There are plenty of strange things going on at Whittaker: every day they have a test. In fact, that's really all they do. Whittaker isn't actually teaching them anything, just training them to be good test-takers.

But the real trouble doesn't start until several people begin to act strangely. During one story time, one of the librarians suddenly jumps up from his chair and starts telling a story that is not in his voice. And just as he finishes, he collapses back into his seat, dead. As time goes on, one boy pretends to be a monkey, a girl continues running into a wall until she passes out, and a woman behaves very inappropriately in front of the First Lady.

There has always been talk of Whittaker Magnet School being haunted, but could there really be a demon running around? Kate befriends Pogo, a librarian who can only speak in nursery rhymes, and who definitely knows something about what's going on.

This is a satirical novel, which you might want to realize before finishing the book. I didn't realize it for a while, which was why I had a rather low opinion of the believability of the story. But I love satire, so now a lot of the book makes more sense!

In the very beginning, I really wanted to murder Kate. She was an arrogant little brat who was rather mean to her uncle George (who of course is awesome). But as it all continues, she gets over herself a little and isn't as annoying.
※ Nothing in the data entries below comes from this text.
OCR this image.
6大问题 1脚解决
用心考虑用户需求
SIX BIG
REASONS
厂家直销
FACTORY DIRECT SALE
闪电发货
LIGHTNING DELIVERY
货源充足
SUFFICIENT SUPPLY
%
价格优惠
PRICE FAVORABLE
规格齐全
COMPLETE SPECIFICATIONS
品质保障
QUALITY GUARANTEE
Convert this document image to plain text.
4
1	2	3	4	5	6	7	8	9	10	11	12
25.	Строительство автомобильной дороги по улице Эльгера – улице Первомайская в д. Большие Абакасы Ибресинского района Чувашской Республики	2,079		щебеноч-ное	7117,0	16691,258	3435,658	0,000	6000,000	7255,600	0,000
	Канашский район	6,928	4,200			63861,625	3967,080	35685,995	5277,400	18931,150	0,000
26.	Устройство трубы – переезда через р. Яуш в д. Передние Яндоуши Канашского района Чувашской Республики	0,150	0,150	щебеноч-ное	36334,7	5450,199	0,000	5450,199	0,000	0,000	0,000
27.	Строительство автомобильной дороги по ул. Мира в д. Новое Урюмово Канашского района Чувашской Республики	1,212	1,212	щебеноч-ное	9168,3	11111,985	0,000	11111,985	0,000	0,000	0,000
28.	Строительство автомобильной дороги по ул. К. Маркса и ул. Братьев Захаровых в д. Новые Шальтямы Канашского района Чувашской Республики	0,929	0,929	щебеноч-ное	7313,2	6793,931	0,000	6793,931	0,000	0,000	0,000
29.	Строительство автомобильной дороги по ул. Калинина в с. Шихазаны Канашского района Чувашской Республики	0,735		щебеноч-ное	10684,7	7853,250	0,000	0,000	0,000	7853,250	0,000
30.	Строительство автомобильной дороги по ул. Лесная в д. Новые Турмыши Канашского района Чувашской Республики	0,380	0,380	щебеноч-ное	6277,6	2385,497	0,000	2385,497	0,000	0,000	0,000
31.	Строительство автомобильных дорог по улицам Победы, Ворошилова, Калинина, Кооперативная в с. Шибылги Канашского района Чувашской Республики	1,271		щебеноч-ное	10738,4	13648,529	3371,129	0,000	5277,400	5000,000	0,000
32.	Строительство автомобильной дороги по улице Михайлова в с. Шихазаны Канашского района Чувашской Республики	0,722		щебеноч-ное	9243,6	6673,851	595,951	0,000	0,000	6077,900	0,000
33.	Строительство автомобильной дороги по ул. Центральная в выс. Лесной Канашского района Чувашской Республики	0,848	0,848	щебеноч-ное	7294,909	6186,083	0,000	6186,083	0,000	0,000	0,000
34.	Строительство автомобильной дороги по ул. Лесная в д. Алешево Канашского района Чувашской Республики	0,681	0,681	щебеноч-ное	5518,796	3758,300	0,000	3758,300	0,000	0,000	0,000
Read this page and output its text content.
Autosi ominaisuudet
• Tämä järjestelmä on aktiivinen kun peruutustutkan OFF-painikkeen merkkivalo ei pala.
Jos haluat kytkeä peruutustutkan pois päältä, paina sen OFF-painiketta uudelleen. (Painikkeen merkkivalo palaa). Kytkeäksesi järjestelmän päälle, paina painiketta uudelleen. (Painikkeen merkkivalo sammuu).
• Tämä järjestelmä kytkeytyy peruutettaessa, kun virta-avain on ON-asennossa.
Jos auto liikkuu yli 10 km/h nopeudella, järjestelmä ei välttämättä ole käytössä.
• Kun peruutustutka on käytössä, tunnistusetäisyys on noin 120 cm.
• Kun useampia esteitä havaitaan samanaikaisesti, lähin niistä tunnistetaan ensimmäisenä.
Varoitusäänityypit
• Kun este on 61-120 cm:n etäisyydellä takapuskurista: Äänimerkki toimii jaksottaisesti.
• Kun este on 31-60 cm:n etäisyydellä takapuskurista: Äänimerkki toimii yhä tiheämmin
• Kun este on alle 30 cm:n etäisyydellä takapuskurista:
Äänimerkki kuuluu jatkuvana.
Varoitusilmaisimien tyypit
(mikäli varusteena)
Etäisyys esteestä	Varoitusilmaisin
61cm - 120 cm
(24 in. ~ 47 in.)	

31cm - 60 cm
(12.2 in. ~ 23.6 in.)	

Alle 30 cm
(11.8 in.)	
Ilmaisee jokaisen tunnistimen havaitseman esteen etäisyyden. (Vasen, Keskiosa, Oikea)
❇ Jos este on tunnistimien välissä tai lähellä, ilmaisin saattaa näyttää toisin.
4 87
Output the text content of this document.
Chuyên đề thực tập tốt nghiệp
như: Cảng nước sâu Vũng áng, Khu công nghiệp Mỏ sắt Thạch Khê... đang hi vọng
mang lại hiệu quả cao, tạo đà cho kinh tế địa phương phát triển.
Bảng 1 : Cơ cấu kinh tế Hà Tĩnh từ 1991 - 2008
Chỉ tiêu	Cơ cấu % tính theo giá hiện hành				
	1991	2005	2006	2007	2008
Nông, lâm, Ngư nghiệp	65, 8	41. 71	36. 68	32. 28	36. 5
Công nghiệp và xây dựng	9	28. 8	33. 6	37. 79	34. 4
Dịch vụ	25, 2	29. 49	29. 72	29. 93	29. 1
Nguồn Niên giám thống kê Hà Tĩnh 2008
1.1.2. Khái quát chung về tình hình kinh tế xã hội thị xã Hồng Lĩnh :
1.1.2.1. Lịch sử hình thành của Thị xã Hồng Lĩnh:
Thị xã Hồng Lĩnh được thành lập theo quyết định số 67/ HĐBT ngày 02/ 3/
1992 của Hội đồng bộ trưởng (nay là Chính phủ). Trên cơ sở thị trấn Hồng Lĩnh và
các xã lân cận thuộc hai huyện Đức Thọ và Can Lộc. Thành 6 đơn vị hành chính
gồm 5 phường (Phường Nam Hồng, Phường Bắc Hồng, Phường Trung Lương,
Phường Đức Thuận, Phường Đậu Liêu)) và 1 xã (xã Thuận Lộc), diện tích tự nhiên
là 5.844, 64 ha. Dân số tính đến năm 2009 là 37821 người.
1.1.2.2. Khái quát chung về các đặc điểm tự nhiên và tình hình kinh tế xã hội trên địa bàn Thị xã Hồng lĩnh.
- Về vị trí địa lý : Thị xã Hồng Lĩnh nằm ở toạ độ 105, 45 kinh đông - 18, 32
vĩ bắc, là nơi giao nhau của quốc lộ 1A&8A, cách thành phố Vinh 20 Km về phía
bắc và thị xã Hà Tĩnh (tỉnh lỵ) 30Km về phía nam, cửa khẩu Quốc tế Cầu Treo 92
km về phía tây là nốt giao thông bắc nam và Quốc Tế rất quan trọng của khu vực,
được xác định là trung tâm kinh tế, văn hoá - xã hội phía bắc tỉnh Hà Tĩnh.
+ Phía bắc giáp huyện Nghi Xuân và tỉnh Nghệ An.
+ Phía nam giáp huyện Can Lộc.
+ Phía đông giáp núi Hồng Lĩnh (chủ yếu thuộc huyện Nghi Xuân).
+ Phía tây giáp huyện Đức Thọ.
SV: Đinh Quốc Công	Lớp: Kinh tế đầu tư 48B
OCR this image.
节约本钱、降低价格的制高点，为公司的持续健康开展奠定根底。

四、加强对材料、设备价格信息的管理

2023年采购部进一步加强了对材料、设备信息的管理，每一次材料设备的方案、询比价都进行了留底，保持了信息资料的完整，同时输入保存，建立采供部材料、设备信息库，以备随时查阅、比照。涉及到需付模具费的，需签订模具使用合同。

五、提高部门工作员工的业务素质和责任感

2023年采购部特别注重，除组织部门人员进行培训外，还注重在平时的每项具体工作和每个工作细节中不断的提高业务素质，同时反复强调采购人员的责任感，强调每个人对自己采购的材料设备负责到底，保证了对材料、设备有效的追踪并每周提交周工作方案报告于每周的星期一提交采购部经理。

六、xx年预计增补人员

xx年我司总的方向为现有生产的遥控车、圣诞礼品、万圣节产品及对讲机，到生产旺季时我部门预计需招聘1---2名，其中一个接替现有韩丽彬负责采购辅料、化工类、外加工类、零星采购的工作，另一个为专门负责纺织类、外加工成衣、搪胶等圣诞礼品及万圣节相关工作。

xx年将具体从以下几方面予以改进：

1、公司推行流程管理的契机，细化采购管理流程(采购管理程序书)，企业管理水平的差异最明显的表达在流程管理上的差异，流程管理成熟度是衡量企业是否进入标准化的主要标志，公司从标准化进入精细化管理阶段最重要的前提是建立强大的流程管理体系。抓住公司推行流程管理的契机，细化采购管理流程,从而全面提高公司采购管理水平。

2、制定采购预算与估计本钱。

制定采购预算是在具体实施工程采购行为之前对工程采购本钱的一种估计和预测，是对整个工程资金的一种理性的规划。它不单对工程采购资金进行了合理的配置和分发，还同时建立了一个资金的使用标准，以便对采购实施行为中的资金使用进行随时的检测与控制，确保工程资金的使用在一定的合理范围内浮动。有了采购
The story isn't really a character-developing one, though, so it's not like she went through a huge, inspiring change. My favorite characters are definitely George and Pogo. George is always pointing out when things are redundant (like saying 'ISBN number' or 'space-age NASA technology'), and Pogo's nursery-rhyme speech is so much fun! But of course, most of the novel was told from the view point of Kate.

I wasn't very happy with the ending of the book. Kate and George really didn't do much throughout the entire thing except listen in to what everyone else was doing. They might've solved the mystery, but they didn't solve the problem.

If you don't understand satire, you probably shouldn't read this book. You might find it enjoyable (it's a really easy read and has lots of humorous parts), but you would probably get annoyed at how unrealistic it is. But if you do like satire, or just want to give it a go, go ahead! I read this book in practically one sitting, so it shouldn't take up a ton of your time (though you might stop several times and wonder what all happened in the last twenty pages, because it won't seem like much).